7alpha-Arylaliphatic androsta-1,4-diene-3,17-diones as enzyme-activated irreversible inhibitors of aromatase.

Abstract

Inhibition of aromatase, the enzyme responsible for converting androgens to estrogens, may be therapeutically useful for the endocrine treatment of hormone-dependent breast cancer. Previous research on 7alpha-thiosubstituted androgens, especially 7alpha-(4'-aminophenylthio)-androsta-1,4-diene-3,17-di one, has shown that these compounds are potent enzyme-activated irreversible inhibitors of aromatase. Research on the synthesis of more metabolically stable inhibitors has focused on replacing the thioether linkage at the 7alpha position with a carbon-carbon linkage. Several 7alpha-arylaliphatic androst-4-ene-3,17-diones were previously shown to be potent competitive inhibitors of aromatase. The extension of the research on these 7alpha-arylaliphatic androgens includes the introduction of a C1-C2 double bond in the A-ring to provide enzyme-activated irreversible inhibitors. The desired 7alpha-arylaliphatic androsta-1,4-diene-3,17-diones were obtained from their corresponding 7alpha-arylaliphatic androst-4-ene-3,17-diones by oxidation using DDQ. A new improved synthesis of the 7alpha-arylaliphatic androst-4-ene-3,17-diones using an in situ preparation of the CuI-(n-Bu3)P complex was employed.

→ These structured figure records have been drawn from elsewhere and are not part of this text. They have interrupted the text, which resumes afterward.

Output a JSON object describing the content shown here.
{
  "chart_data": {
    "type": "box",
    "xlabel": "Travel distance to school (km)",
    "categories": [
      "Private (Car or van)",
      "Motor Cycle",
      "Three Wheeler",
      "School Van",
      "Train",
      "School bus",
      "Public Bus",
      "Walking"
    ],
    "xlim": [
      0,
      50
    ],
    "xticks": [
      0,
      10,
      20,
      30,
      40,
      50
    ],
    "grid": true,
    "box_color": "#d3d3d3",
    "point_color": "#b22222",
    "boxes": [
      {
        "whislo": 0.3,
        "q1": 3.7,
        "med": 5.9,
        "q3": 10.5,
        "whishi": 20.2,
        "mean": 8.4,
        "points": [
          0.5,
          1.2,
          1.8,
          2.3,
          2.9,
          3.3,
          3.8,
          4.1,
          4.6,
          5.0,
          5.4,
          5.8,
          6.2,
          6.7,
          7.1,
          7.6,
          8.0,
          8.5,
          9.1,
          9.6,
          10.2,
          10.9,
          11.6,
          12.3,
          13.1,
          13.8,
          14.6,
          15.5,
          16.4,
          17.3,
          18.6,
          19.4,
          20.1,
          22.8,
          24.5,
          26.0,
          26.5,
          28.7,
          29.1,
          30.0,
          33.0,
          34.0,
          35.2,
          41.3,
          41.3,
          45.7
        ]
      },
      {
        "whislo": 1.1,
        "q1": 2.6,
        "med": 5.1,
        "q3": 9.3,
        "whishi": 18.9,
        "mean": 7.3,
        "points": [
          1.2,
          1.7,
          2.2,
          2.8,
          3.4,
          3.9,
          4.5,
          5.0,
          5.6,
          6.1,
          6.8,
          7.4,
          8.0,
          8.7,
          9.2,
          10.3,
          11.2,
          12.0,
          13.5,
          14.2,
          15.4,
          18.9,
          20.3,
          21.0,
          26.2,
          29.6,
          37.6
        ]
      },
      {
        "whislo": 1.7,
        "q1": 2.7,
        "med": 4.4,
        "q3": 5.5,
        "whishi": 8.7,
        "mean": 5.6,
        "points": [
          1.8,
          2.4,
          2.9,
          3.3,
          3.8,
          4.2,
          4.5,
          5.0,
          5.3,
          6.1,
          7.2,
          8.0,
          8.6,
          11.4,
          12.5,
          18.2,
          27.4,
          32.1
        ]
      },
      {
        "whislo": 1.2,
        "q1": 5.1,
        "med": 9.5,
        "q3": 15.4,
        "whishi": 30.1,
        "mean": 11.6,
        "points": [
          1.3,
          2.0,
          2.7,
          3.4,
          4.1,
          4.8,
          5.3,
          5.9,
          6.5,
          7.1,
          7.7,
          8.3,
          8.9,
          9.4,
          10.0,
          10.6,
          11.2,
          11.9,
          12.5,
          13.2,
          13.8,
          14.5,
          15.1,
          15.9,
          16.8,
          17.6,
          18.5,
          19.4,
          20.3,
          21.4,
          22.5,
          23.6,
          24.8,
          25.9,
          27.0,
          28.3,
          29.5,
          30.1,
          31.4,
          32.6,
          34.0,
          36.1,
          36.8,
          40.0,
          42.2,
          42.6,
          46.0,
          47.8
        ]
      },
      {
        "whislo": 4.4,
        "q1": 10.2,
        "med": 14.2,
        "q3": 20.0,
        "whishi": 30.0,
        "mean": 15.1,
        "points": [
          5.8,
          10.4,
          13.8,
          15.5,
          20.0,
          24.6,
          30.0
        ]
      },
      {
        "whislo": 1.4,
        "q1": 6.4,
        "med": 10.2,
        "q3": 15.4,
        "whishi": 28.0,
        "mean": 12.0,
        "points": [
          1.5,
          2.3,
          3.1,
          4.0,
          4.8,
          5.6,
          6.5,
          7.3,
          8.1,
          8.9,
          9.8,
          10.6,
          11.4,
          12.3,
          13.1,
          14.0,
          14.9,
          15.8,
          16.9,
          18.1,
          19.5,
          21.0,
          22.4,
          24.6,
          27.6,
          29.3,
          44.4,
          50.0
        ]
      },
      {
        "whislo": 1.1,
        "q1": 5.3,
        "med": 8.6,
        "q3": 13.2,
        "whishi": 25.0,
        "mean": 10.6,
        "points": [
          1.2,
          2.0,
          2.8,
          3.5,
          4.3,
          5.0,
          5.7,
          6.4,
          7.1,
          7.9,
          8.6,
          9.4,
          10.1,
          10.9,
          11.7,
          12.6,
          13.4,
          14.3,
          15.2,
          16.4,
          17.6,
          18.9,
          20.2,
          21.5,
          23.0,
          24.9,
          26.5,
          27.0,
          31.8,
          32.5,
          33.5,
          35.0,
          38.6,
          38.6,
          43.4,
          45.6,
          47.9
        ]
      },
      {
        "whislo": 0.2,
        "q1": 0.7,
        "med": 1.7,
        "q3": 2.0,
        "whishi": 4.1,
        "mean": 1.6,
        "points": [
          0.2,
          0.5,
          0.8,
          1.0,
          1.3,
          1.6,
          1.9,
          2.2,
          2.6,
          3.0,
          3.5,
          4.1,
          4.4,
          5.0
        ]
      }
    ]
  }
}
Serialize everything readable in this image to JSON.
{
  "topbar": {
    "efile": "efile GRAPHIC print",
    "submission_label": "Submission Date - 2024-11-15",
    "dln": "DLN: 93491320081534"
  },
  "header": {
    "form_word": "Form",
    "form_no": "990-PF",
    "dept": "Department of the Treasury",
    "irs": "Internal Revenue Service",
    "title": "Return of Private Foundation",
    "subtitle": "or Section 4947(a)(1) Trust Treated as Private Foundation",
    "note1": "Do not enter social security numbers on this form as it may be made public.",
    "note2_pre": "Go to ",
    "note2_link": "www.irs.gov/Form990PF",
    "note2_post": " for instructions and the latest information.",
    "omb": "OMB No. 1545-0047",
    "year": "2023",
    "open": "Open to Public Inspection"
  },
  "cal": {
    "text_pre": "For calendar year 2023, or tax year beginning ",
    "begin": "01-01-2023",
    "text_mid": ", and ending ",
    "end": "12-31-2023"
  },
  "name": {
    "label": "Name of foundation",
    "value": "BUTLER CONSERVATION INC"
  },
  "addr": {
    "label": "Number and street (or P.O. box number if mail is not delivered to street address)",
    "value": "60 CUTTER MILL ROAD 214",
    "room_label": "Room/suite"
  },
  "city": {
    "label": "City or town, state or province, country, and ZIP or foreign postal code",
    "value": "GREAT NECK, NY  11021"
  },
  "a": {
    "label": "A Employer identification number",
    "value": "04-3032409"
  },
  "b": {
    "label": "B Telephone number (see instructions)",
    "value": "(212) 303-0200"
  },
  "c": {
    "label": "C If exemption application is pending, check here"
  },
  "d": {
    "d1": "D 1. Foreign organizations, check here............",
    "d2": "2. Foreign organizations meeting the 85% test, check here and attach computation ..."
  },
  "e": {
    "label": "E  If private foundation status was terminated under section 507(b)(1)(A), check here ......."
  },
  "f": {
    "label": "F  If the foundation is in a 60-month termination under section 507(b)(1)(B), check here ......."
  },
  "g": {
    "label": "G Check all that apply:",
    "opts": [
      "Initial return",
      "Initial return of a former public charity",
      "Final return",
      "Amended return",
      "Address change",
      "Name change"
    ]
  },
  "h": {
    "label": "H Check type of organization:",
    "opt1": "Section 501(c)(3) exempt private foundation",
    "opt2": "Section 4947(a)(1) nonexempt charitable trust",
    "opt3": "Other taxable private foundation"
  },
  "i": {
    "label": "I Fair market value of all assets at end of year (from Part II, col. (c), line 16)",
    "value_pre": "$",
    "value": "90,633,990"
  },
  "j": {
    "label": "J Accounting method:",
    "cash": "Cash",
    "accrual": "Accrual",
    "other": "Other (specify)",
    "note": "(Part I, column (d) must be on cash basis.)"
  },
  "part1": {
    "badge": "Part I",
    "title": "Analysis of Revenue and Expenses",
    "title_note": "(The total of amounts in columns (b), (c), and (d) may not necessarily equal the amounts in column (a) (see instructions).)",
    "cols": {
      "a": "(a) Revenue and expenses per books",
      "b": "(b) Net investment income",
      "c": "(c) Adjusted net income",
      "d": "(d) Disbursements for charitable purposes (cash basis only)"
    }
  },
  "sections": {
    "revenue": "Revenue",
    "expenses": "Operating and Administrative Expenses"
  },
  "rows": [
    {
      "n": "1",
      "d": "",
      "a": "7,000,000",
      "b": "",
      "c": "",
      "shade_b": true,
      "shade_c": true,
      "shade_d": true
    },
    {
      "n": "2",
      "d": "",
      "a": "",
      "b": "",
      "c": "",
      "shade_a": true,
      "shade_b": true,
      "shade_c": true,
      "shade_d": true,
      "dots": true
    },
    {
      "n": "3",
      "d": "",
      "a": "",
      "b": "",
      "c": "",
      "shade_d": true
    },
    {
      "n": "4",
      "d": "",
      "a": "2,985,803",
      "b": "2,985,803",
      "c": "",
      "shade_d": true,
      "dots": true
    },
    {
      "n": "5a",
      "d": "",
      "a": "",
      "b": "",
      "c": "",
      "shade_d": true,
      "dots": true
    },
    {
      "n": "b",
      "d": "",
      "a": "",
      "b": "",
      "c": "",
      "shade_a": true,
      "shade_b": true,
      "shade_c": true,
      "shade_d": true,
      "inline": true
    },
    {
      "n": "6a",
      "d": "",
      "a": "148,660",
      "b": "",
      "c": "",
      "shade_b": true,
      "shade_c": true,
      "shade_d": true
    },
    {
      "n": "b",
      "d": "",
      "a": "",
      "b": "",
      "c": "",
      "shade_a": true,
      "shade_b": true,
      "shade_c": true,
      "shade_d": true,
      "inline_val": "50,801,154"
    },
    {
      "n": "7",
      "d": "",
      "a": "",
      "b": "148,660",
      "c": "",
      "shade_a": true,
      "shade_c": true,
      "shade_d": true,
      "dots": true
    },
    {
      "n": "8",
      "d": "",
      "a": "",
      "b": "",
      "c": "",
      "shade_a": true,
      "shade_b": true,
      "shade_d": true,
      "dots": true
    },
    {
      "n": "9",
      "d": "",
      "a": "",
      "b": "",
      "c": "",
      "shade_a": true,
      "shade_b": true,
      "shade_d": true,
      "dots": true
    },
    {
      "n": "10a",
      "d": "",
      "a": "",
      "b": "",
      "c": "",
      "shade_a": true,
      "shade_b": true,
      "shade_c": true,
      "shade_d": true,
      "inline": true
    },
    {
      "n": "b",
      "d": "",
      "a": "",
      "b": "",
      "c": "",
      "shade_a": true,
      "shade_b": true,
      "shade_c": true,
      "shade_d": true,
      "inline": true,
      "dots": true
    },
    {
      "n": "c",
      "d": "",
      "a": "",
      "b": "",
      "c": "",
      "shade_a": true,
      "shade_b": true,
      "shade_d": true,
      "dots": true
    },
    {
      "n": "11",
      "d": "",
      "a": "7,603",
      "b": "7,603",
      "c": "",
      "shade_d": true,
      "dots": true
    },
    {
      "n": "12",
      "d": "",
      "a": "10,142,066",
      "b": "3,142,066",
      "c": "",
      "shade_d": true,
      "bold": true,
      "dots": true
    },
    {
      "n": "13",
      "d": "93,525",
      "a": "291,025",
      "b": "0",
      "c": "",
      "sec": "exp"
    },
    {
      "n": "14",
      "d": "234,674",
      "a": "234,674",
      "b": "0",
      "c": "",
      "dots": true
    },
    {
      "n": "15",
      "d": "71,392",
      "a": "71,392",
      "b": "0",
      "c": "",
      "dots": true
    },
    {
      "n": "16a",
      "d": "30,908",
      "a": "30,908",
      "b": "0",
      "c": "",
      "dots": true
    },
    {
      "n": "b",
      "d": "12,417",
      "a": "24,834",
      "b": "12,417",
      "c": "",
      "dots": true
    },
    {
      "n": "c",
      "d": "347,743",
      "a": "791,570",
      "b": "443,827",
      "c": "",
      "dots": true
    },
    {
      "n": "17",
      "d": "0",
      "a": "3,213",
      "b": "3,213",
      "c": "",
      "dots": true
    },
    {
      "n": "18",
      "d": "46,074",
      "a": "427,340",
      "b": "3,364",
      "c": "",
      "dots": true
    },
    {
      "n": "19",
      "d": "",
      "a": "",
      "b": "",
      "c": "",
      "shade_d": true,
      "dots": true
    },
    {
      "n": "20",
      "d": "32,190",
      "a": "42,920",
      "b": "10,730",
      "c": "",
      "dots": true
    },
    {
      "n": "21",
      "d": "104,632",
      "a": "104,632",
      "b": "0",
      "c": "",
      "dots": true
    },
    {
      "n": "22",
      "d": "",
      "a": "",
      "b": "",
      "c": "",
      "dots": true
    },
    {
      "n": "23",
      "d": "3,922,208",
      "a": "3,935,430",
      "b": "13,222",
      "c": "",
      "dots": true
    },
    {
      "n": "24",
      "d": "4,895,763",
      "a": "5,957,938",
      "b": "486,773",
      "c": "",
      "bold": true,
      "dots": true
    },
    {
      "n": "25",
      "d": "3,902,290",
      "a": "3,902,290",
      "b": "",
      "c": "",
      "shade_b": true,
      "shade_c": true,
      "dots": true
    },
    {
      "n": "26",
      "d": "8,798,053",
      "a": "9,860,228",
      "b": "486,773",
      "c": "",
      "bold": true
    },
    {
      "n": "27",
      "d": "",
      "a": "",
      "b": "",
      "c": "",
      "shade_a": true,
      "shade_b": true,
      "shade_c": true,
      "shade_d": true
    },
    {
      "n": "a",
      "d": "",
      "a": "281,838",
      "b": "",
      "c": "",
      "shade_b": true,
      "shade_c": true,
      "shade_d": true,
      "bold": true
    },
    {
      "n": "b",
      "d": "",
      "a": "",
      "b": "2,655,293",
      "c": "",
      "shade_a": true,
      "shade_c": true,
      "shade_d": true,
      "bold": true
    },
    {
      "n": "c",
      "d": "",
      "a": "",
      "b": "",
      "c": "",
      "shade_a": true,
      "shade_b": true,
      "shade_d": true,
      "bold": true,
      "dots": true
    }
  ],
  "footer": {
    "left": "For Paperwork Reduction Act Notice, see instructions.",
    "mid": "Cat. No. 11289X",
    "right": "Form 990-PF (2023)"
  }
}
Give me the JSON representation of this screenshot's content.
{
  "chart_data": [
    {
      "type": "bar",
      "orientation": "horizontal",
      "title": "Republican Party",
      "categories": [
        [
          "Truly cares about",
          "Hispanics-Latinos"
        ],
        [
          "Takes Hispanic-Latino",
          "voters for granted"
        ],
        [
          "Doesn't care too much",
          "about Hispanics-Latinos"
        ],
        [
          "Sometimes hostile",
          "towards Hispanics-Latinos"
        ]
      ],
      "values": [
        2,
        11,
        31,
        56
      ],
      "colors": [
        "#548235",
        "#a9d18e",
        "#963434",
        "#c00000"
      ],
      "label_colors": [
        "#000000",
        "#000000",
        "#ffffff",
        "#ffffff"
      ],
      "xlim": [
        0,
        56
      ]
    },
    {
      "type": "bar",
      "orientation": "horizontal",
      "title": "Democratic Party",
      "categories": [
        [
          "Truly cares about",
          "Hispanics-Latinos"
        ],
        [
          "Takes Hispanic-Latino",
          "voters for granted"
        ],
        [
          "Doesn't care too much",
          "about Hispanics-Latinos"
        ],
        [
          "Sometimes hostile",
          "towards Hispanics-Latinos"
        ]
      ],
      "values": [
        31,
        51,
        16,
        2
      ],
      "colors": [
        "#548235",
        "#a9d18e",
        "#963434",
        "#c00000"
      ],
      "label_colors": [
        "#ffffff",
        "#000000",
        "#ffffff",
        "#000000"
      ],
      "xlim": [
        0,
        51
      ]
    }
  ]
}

The aryl ring of the 7alpha-phenethyl and 7alpha-phenpropyl derivatives were functionalized to their corresponding p-nitro and p-amino derivatives. These compounds were all potent inhibitors of aromatase with apparent K(i)s ranging between 7 and 19 nM. These inhibitors demonstrated enzyme-mediated inactivation of aromatase with apparent k(inact)s ranging from 4.4 x 10(-4) to 1.90 x 10(-3)/s. The best inactivator of the series was the 7alpha-phenpropylandrosta-1,4-diene-3,17-dione, which exhibited a T(1/2) of 6.08 min.